To coincide with the 40th anniversary of our founding we're proud to present Becoming Henry Moore, an exhibition charting the artist’s creative trajectory from 1914 until 1930.
Becoming Henry Moore gives an insight into the influences at play in the mind of Britain’s foremost modern sculptor during his formative years.
Focused on the ambition of becoming a sculptor, Moore spent his early years studying the art of the past and of his contemporaries on the journey to producing his own individual style. His talent was spotted at a young age at school in Castleford by a progressive headmaster, ‘Toddy’ Dawes, and an encouraging art teacher, Alice Gostick. Miss Gostick and Moore struck up an enduring friendship, and his earliest experiences of contemporary art were digested from publications at her house. After World War I Moore received an ex-serviceman’s grant to attend Leeds School of Art, and later a scholarship to study at the Royal College of Art in London.
During this period, through numerous friendships and mentors, a wealth of art in public and private collections was opened up to him. At the Royal College Moore abided by the curriculum, which focused on copying classical Western art, but spent much of his spare time exploring the ethnographic collections of the British Museum and the displays in the South Kensington museums. Thanks to a travelling scholarship in 1925, he had his first direct encounter with early Italian wall painting and sculpture, which again played an important part in his artistic development. These influences were not only critical for the development of Moore’s early style, but they continued to inform his work for the rest of his career.

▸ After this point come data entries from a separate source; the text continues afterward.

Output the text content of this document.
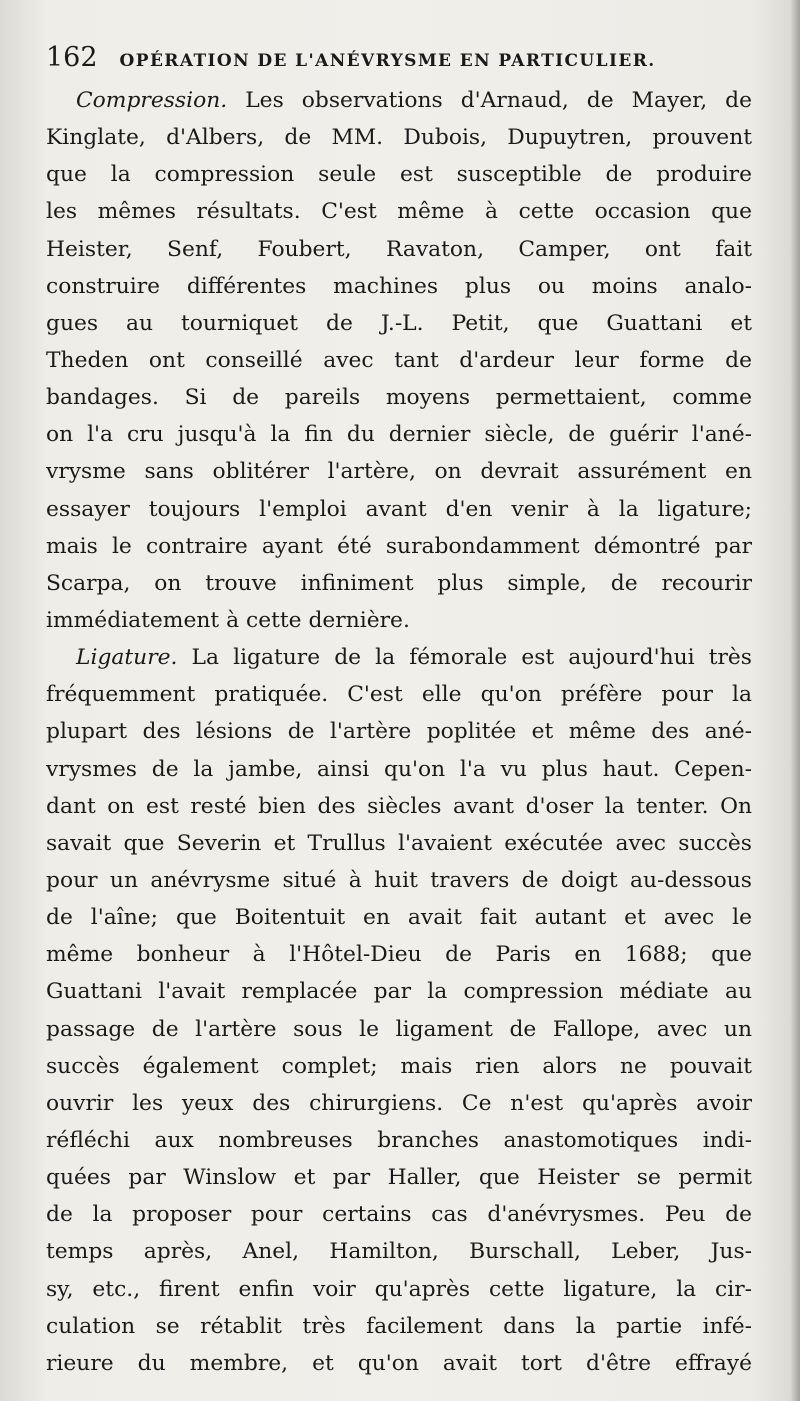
162 OPÉRATION DE L'ANÉVRYSME EN PARTICULIER.
Compression. Les observations d'Arnaud, de Mayer, de
Kinglate, d'Albers, de MM. Dubois, Dupuytren, prouvent
que la compression seule est susceptible de produire
les mêmes résultats. C'est même à cette occasion que
Heister, Senf, Foubert, Ravaton, Camper, ont fait
construire différentes machines plus ou moins analo-
gues au tourniquet de J.-L. Petit, que Guattani et
Theden ont conseillé avec tant d'ardeur leur forme de
bandages. Si de pareils moyens permettaient, comme
on l'a cru jusqu'à la fin du dernier siècle, de guérir l'ané-
vrysme sans oblitérer l'artère, on devrait assurément en
essayer toujours l'emploi avant d'en venir à la ligature;
mais le contraire ayant été surabondamment démontré par
Scarpa, on trouve infiniment plus simple, de recourir
immédiatement à cette dernière.
Ligature. La ligature de la fémorale est aujourd'hui très
fréquemment pratiquée. C'est elle qu'on préfère pour la
plupart des lésions de l'artère poplitée et même des ané-
vrysmes de la jambe, ainsi qu'on l'a vu plus haut. Cepen-
dant on est resté bien des siècles avant d'oser la tenter. On
savait que Severin et Trullus l'avaient exécutée avec succès
pour un anévrysme situé à huit travers de doigt au-dessous
de l'aîne; que Boitentuit en avait fait autant et avec le
même bonheur à l'Hôtel-Dieu de Paris en 1688; que
Guattani l'avait remplacée par la compression médiate au
passage de l'artère sous le ligament de Fallope, avec un
succès également complet; mais rien alors ne pouvait
ouvrir les yeux des chirurgiens. Ce n'est qu'après avoir
réfléchi aux nombreuses branches anastomotiques indi-
quées par Winslow et par Haller, que Heister se permit
de la proposer pour certains cas d'anévrysmes. Peu de
temps après, Anel, Hamilton, Burschall, Leber, Jus-
sy, etc., firent enfin voir qu'après cette ligature, la cir-
culation se rétablit très facilement dans la partie infé-
rieure du membre, et qu'on avait tort d'être effrayé
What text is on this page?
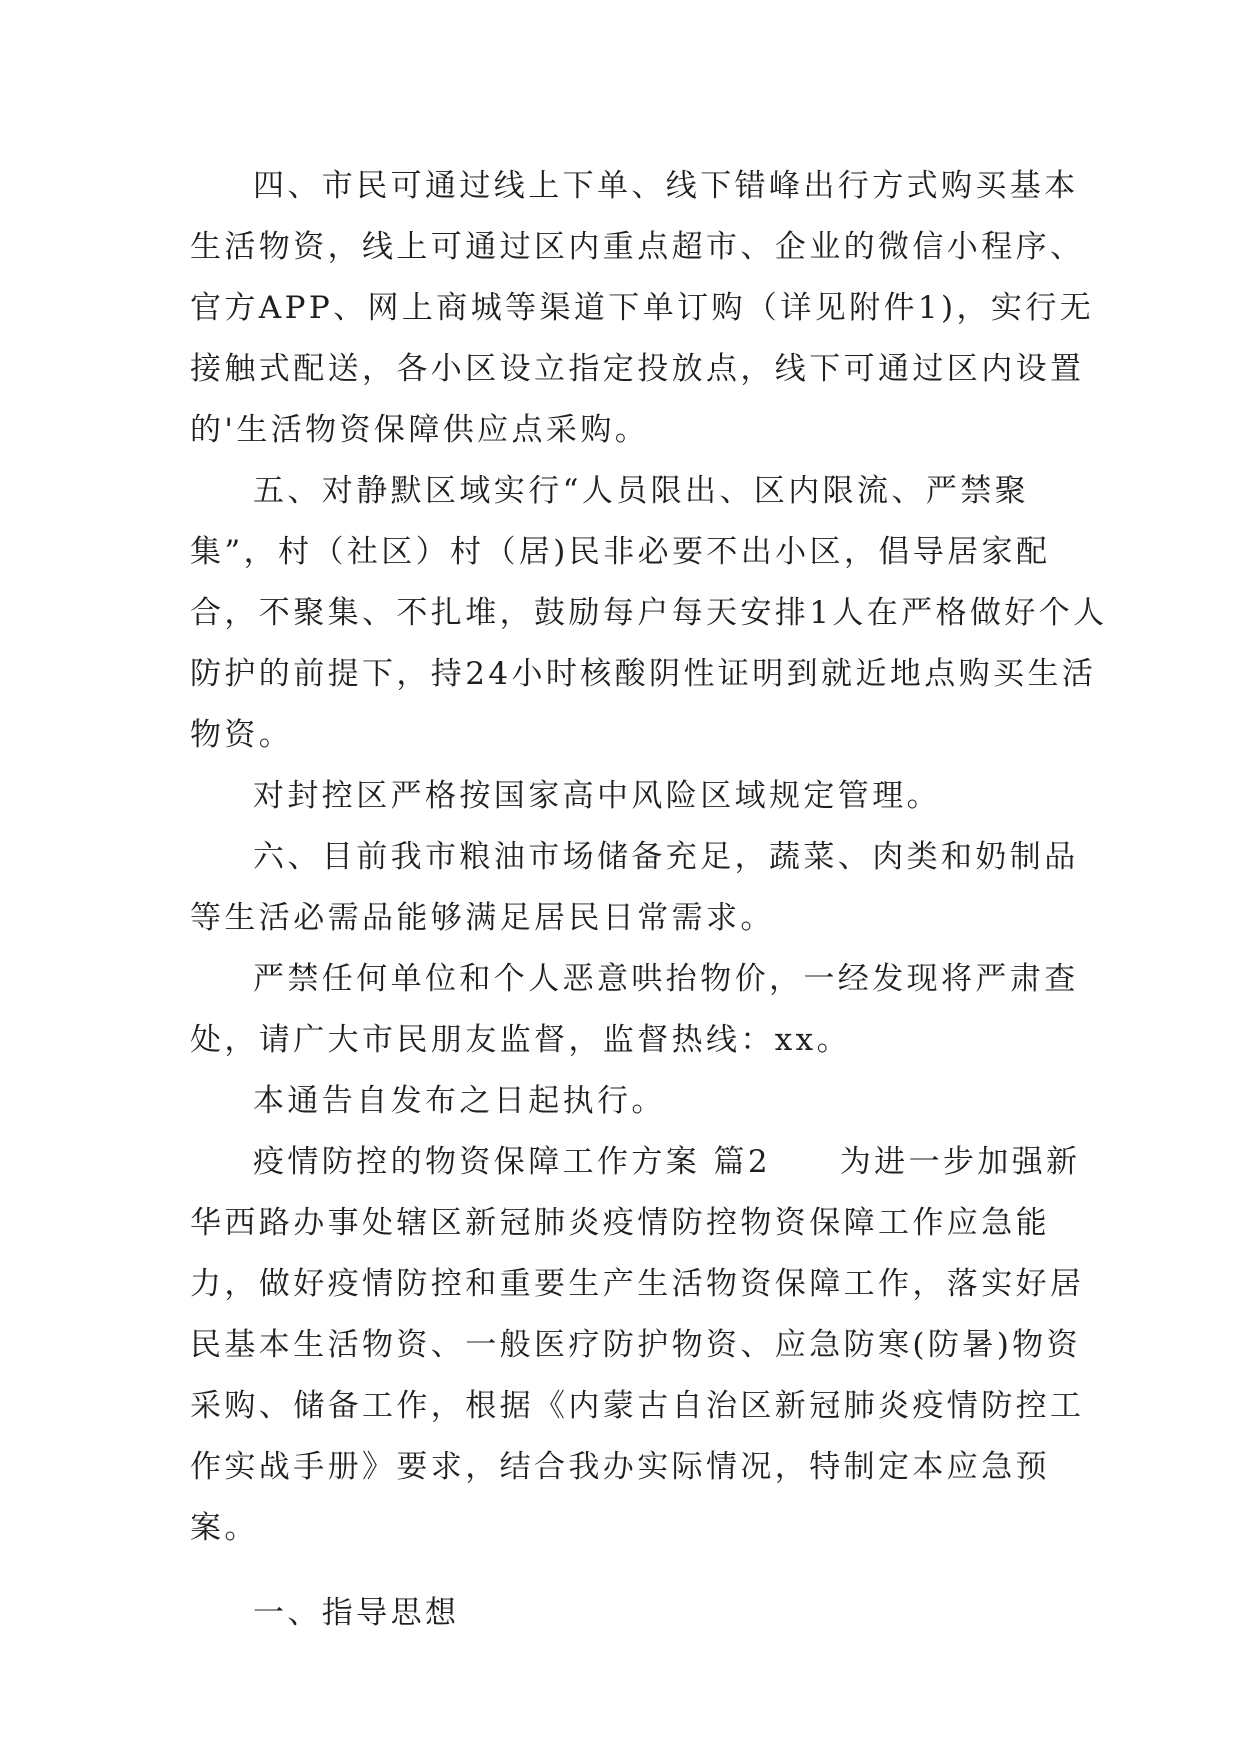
四、市民可通过线上下单、线下错峰出行方式购买基本生活物资，线上可通过区内重点超市、企业的微信小程序、官方APP、网上商城等渠道下单订购（详见附件1)，实行无接触式配送，各小区设立指定投放点，线下可通过区内设置的'生活物资保障供应点采购。

五、对静默区域实行“人员限出、区内限流、严禁聚集”，村（社区）村（居)民非必要不出小区，倡导居家配合，不聚集、不扎堆，鼓励每户每天安排1人在严格做好个人防护的前提下，持24小时核酸阴性证明到就近地点购买生活物资。

对封控区严格按国家高中风险区域规定管理。

六、目前我市粮油市场储备充足，蔬菜、肉类和奶制品等生活必需品能够满足居民日常需求。

严禁任何单位和个人恶意哄抬物价，一经发现将严肃查处，请广大市民朋友监督，监督热线：xx。

本通告自发布之日起执行。

疫情防控的物资保障工作方案 篇2　　为进一步加强新华西路办事处辖区新冠肺炎疫情防控物资保障工作应急能力，做好疫情防控和重要生产生活物资保障工作，落实好居民基本生活物资、一般医疗防护物资、应急防寒(防暑)物资采购、储备工作，根据《内蒙古自治区新冠肺炎疫情防控工作实战手册》要求，结合我办实际情况，特制定本应急预案。

一、指导思想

Starting with experimental work from his student days in both Yorkshire and London, Becoming Henry Moore presents Moore’s work from the 1920s, shown in dialogue with artists who inspired him or worked alongside him. These include British contemporaries such as Barbara Hepworth and Leon Underwood; the European avant-gardes, Constantin Brâncuși, Henri Gaudier-Brzeska and Pablo Picasso; earlier artists such as Auguste Rodin and Michelangelo, plus examples of African, Aztec and Cycladic art from the British Museum; and publications which Moore studied as a young artist.